G-Pop feels the same way about Billy Graham as he does about Michael Jackson. G-Pop is not sure either one of them would appreciate the comparison, but every person’s life, including Michael and Billy, comes down to two questions.

What did he or she do?

What did he or she miss?

Can it be as simple as the good doings outweighing the bad, which means someone ends up righteous?

Yes. Any other standard would be prejudicial.

What did Billy Graham do? He preached the Gospel to the whole world. Granted, it was a particular gospel–focused mainly on repenting of sin, accepting Jesus Christ as your personal savior and being baptized. Therefore he missed the greater glories of the Gospel of Jesus:

  • Abundant life
  • Mercy to others in order to obtain mercy
  • Refusing to judge fellow humans
  • Wise to stay away from politics.

Michael Jackson arguably wrote the most unique blend of R & B and pop music ever penned. The tunes were filled with humanity, generosity, giving, joy and tolerance. We also have to note that he missed the opportunity to learn to love himself or accept who he was, and in the process may have accidentally damaged the lives of some young people because he was abused as a child.

Billy Graham stayed married to the same woman and was never involved in a sexual scandal throughout his entire ministry.

Yet he missed the opportunity to link arms with Dr. Martin Luther King, Jr., and failed to encourage the South to join the North, East and West to accept civil rights in this country.

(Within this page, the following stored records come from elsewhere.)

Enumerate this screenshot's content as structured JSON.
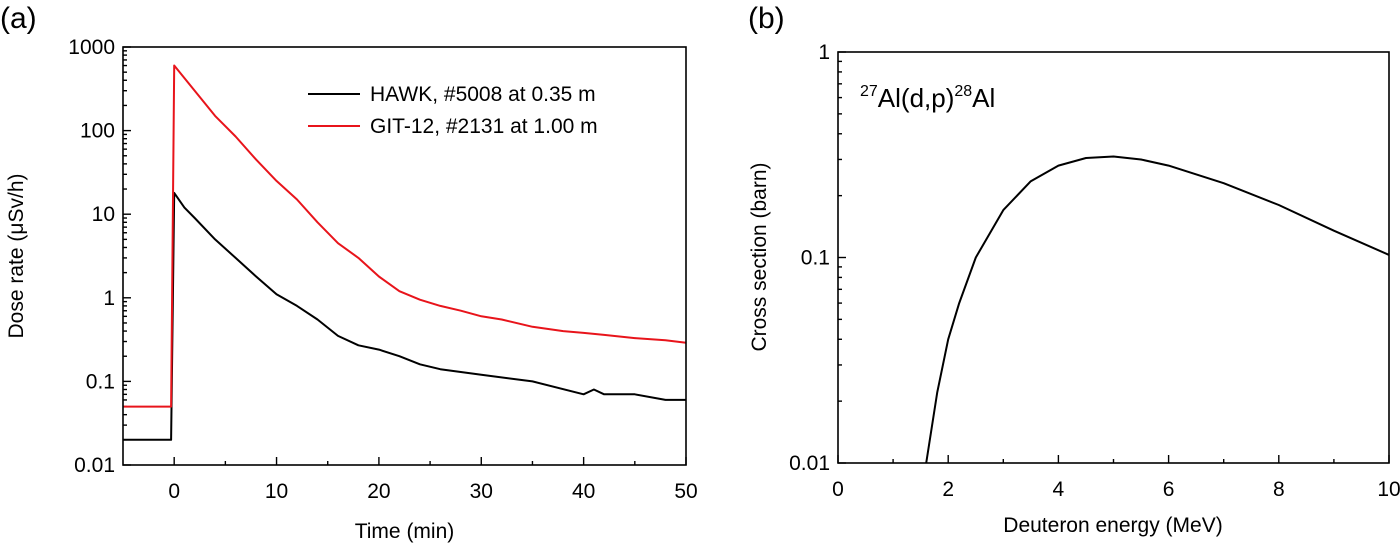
{
  "chart_data": [
    {
      "type": "line",
      "panel_label": "(a)",
      "xlabel": "Time (min)",
      "ylabel": "Dose rate (μSv/h)",
      "xlim": [
        -5,
        50
      ],
      "ylim": [
        0.01,
        1000
      ],
      "yscale": "log",
      "x_ticks": [
        0,
        10,
        20,
        30,
        40,
        50
      ],
      "x_tick_labels": [
        "0",
        "10",
        "20",
        "30",
        "40",
        "50"
      ],
      "y_ticks": [
        0.01,
        0.1,
        1,
        10,
        100,
        1000
      ],
      "y_tick_labels": [
        "0.01",
        "0.1",
        "1",
        "10",
        "100",
        "1000"
      ],
      "legend_position": "top-right",
      "series": [
        {
          "name": "HAWK, #5008 at 0.35 m",
          "color": "#000000",
          "x": [
            -5,
            -0.3,
            -0.3,
            0,
            1,
            2,
            4,
            6,
            8,
            10,
            12,
            14,
            16,
            18,
            20,
            22,
            24,
            26,
            30,
            35,
            40,
            41,
            42,
            45,
            48,
            50
          ],
          "y": [
            0.02,
            0.02,
            0.02,
            18,
            12,
            9,
            5,
            3,
            1.8,
            1.1,
            0.8,
            0.55,
            0.35,
            0.27,
            0.24,
            0.2,
            0.16,
            0.14,
            0.12,
            0.1,
            0.07,
            0.08,
            0.07,
            0.07,
            0.06,
            0.06
          ]
        },
        {
          "name": "GIT-12, #2131 at 1.00 m",
          "color": "#e8141b",
          "x": [
            -5,
            -0.3,
            -0.3,
            0,
            2,
            4,
            6,
            8,
            10,
            12,
            14,
            16,
            18,
            20,
            22,
            24,
            26,
            28,
            30,
            32,
            35,
            38,
            40,
            42,
            45,
            48,
            50
          ],
          "y": [
            0.05,
            0.05,
            0.05,
            600,
            300,
            150,
            85,
            45,
            25,
            15,
            8,
            4.5,
            3,
            1.8,
            1.2,
            0.95,
            0.8,
            0.7,
            0.6,
            0.55,
            0.45,
            0.4,
            0.38,
            0.36,
            0.33,
            0.31,
            0.29
          ]
        }
      ]
    },
    {
      "type": "line",
      "panel_label": "(b)",
      "xlabel": "Deuteron energy (MeV)",
      "ylabel": "Cross section (barn)",
      "xlim": [
        0,
        10
      ],
      "ylim": [
        0.01,
        1
      ],
      "yscale": "log",
      "x_ticks": [
        0,
        2,
        4,
        6,
        8,
        10
      ],
      "x_tick_labels": [
        "0",
        "2",
        "4",
        "6",
        "8",
        "10"
      ],
      "y_ticks": [
        0.01,
        0.1,
        1
      ],
      "y_tick_labels": [
        "0.01",
        "0.1",
        "1"
      ],
      "annotation": {
        "sup1": "27",
        "part1": "Al(d,p)",
        "sup2": "28",
        "part2": "Al"
      },
      "series": [
        {
          "color": "#000000",
          "x": [
            1.6,
            1.8,
            2.0,
            2.2,
            2.5,
            3.0,
            3.5,
            4.0,
            4.5,
            5.0,
            5.5,
            6.0,
            7.0,
            8.0,
            9.0,
            10.0
          ],
          "y": [
            0.01,
            0.022,
            0.04,
            0.06,
            0.1,
            0.17,
            0.235,
            0.28,
            0.305,
            0.31,
            0.3,
            0.28,
            0.23,
            0.18,
            0.135,
            0.103
          ]
        }
      ]
    }
  ]
}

He missed the moment when the gay community sought equality as citizens, and instead evaluated them by his moral code and traditions, dating back thousands of years.

Michael Jackson was generous, childlike and desperately tried to address world hunger while simultaneously destroying himself through drug abuse.

It would be terrible if Dr. Billy Graham were to be known as “Billy Graham Cracker.”

Just as horrible would be “Michael Jackson, child molester.”

G-Pop thinks both of these men established that they had hearts to do more good than bad. The weakness of each one showed up at poor times in their personal histories, but with confidence, G-Pop will continue to respect their journeys.

So every time G-Pop hears the old hymn, “Just as I am without one plea,” he will think of the love, efforts and mission of Billy Graham of North Carolina.

And when G-Pop hears Beat It, Billy Jean and Man in the Mirror, his eyes will tear up over the memory of one of the greatest talents that ever inhabited the Earth.

If G-Pop expects this same quarter when he dies–to be evaluated by what he’s done, minus what he missed, hoping for a positive total–then he must first extend that grace to others.

We must first extend that grace to others.